En Francia se acaba de aprobar una Carta del Laicismo que deberá estar expuesta en todas sus escuelas públicas. Los principios del laicismo, señala dicha Carta, habrán de inculcarse desde el aula sin contestación alguna por parte de los alumnos. De nuevo, pues, el pensamiento único en su más genuina expresión.
En efecto, una corriente de laicismo animada por los círculos oficiales galos hace acto de presencia con gran fuerza en la escuela pública del país vecino. Se trata de una oleada de intransigencia, de intolerancia que no permite, que prohíbe, la dimensión pública de la expresión de la libertad religiosa, confinándose a los estrechos márgenes de la conciencia individual o del templo. Y es que laicismo no es laicidad.
Laicismo no es laicidad. Laicismo es lo contrario de la libertad. La laicidad consiste en el reconocimiento de que el orden espiritual y el orden civil discurren por itinerarios autónomos, tienen leyes propias, pero se entienden y relacionan, no desde el antagonismo o la confrontación, sino desde el respeto y la complementariedad. La laicidad es de origen cristiano y trae consigo la doctrina de la aconfesionalidad del Estado, entre nosotros de relevancia constitucional. La aconfesionalidad no significa, como les gustaría a algunos, persecución o agresión de la libertad religiosa, sino afirmación de que el Estado no dispone de religión oficial y que ha de ser neutral ante las diferentes y legítimas expresiones de la libertad en el plano espiritual. Es decir, un Estado aconfesional como el nuestro ha de promover, porque lo dice el artículo 9.2 y 10.1 dela Constitucióny porque lo enseña el sentido común, que todos los españoles podamos ejercer en libertad nuestras convicciones, con el único límite del orden público y el derecho a la intimidad de los otros. En otras palabras, el Estado tiene la obligación de disponer los medios que sean necesarios para garantizar el ejercicio de esta dimensión de la libertad atendiendo, como también dispone el artículo 16 dela Constitucióna las convicciones religiosas mayoritarias de la población, guste o no guste.

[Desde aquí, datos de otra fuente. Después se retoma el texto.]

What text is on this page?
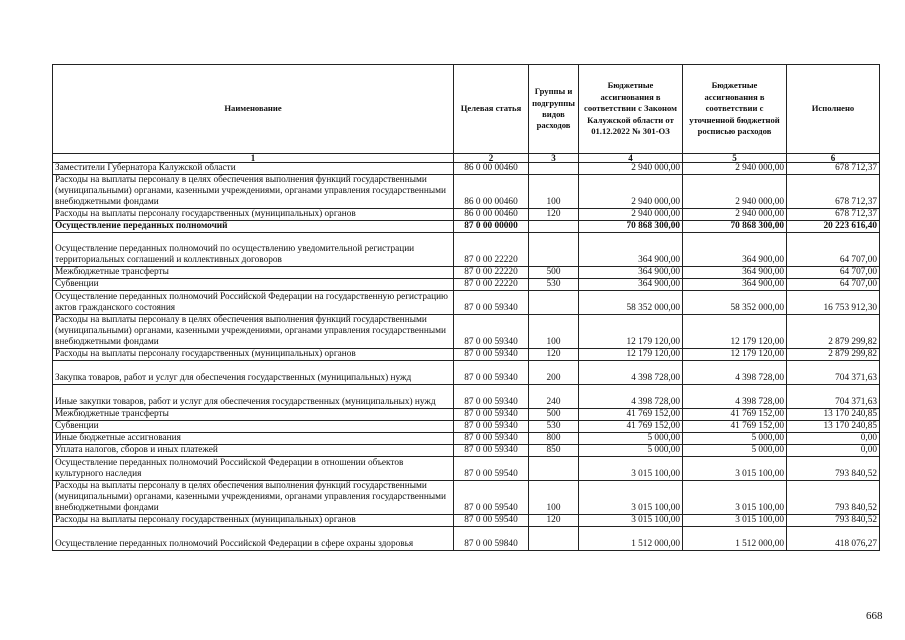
Наименование	Целевая статья	Группы и подгруппы видов расходов	Бюджетные ассигнования в соответствии с Законом Калужской области от 01.12.2022 № 301-ОЗ	Бюджетные ассигнования в соответствии с уточненной бюджетной росписью расходов	Исполнено
1	2	3	4	5	6
Заместители Губернатора Калужской области	86 0 00 00460		2 940 000,00	2 940 000,00	678 712,37
Расходы на выплаты персоналу в целях обеспечения выполнения функций государственными (муниципальными) органами, казенными учреждениями, органами управления государственными внебюджетными фондами	86 0 00 00460	100	2 940 000,00	2 940 000,00	678 712,37
Расходы на выплаты персоналу государственных (муниципальных) органов	86 0 00 00460	120	2 940 000,00	2 940 000,00	678 712,37
Осуществление переданных полномочий	87 0 00 00000		70 868 300,00	70 868 300,00	20 223 616,40
Осуществление переданных полномочий по осуществлению уведомительной регистрации территориальных соглашений и коллективных договоров	87 0 00 22220		364 900,00	364 900,00	64 707,00
Межбюджетные трансферты	87 0 00 22220	500	364 900,00	364 900,00	64 707,00
Субвенции	87 0 00 22220	530	364 900,00	364 900,00	64 707,00
Осуществление переданных полномочий Российской Федерации на государственную регистрацию актов гражданского состояния	87 0 00 59340		58 352 000,00	58 352 000,00	16 753 912,30
Расходы на выплаты персоналу в целях обеспечения выполнения функций государственными (муниципальными) органами, казенными учреждениями, органами управления государственными внебюджетными фондами	87 0 00 59340	100	12 179 120,00	12 179 120,00	2 879 299,82
Расходы на выплаты персоналу государственных (муниципальных) органов	87 0 00 59340	120	12 179 120,00	12 179 120,00	2 879 299,82
Закупка товаров, работ и услуг для обеспечения государственных (муниципальных) нужд	87 0 00 59340	200	4 398 728,00	4 398 728,00	704 371,63
Иные закупки товаров, работ и услуг для обеспечения государственных (муниципальных) нужд	87 0 00 59340	240	4 398 728,00	4 398 728,00	704 371,63
Межбюджетные трансферты	87 0 00 59340	500	41 769 152,00	41 769 152,00	13 170 240,85
Субвенции	87 0 00 59340	530	41 769 152,00	41 769 152,00	13 170 240,85
Иные бюджетные ассигнования	87 0 00 59340	800	5 000,00	5 000,00	0,00
Уплата налогов, сборов и иных платежей	87 0 00 59340	850	5 000,00	5 000,00	0,00
Осуществление переданных полномочий Российской Федерации в отношении объектов культурного наследия	87 0 00 59540		3 015 100,00	3 015 100,00	793 840,52
Расходы на выплаты персоналу в целях обеспечения выполнения функций государственными (муниципальными) органами, казенными учреждениями, органами управления государственными внебюджетными фондами	87 0 00 59540	100	3 015 100,00	3 015 100,00	793 840,52
Расходы на выплаты персоналу государственных (муниципальных) органов	87 0 00 59540	120	3 015 100,00	3 015 100,00	793 840,52
Осуществление переданных полномочий Российской Федерации в сфере охраны здоровья	87 0 00 59840		1 512 000,00	1 512 000,00	418 076,27
668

En este contexto, conviene recordar una sentencia del Consejo de Estado italiano de hace pocos años en relación con una orden administrativa de descolgar el crucifijo en un colegio público. En tal pronunciamiento, la máxima instancia judicial contencioso administrativa del país trasalpino señaló que la existencia de crucifijos en las escuelas no es la expresión de un hecho religioso, sino cultural, pues, en efecto, nadie podrá negar la trascendencia cultural y humana de la existencia del cristianismo. ¿Es que sería lógico quitar de una facultad de filosofía un busto de Sócrates o de Aristóteles?. ¿Es qué es posible desconocer que los valores del respeto a las ideas ajenas, de la justicia, de la igualdad, de la fraternidad, de la concordia o, por solo citar algunos, de la generosidad, no son de inspiración cristiana?. Pues bien, el crucifijo, aunque puede tener también sentido religioso, tiene para la generalidad una evidente significación humana que recuerda algunos de los más importantes valores hoy en crisis y que interesa recuperar para fundar esta sociedad desde una perspectiva más humana como pueden ser la justicia, el perdón, la austeridad o el desprendimiento y la libertad.

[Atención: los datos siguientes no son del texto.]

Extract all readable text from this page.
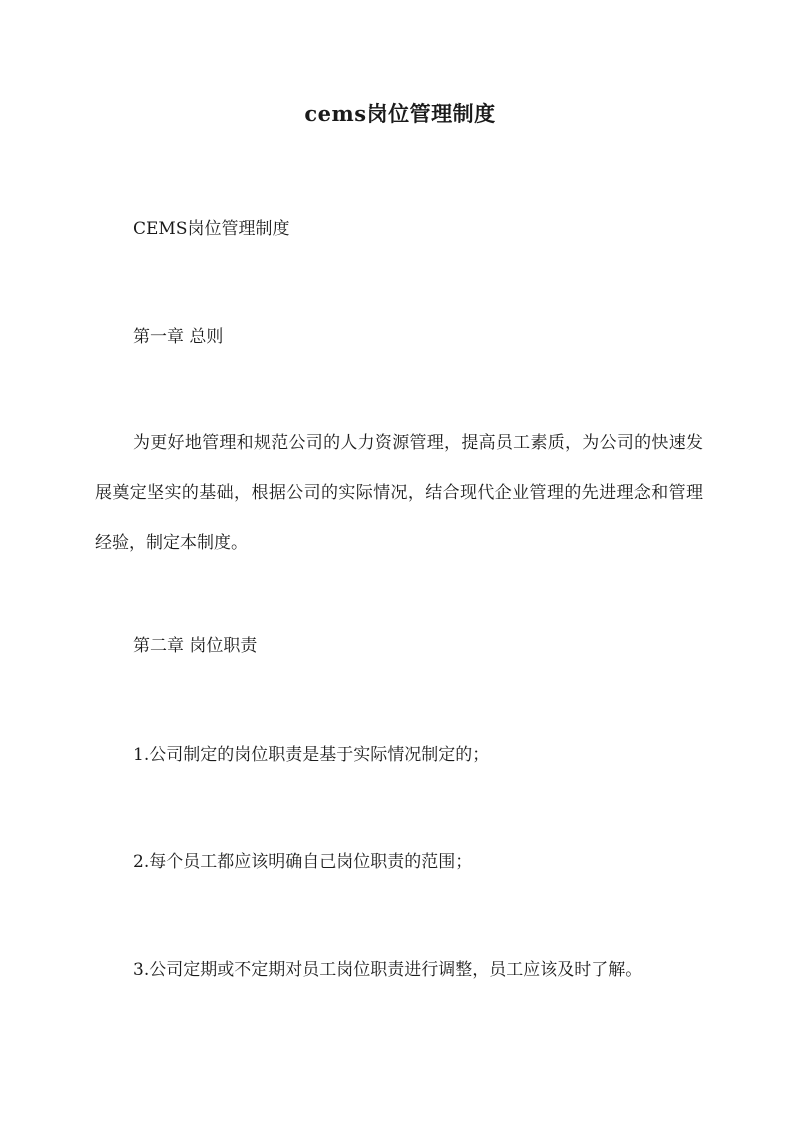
cems岗位管理制度

CEMS岗位管理制度

第一章 总则

为更好地管理和规范公司的人力资源管理，提高员工素质，为公司的快速发展奠定坚实的基础，根据公司的实际情况，结合现代企业管理的先进理念和管理经验，制定本制度。

第二章 岗位职责

1.公司制定的岗位职责是基于实际情况制定的；

2.每个员工都应该明确自己岗位职责的范围；

3.公司定期或不定期对员工岗位职责进行调整，员工应该及时了解。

En fin, hoy, más que antes, es menester defender el ejercicio de la libertad, con pleno respeto a las ideas de los demás, aunque sean distintas a las nuestras. Los problemas de ausencia de libertad o de espacios para su ejercicio se curan con más libertad. Por eso, frente al vendaval de intolerancia que genera el pensamiento único, tenemos una gran oportunidad para vivir con mayor congruencia y hondura nuestra s convicciones y permitir que los demás hagan lo propio. Imponer desde el poder público una determinada forma de entender aspectos esenciales de la vida humana es, sencillamente, inaceptable.
Jaime Rodríguez-Arana es catedrático de derecho administrativo.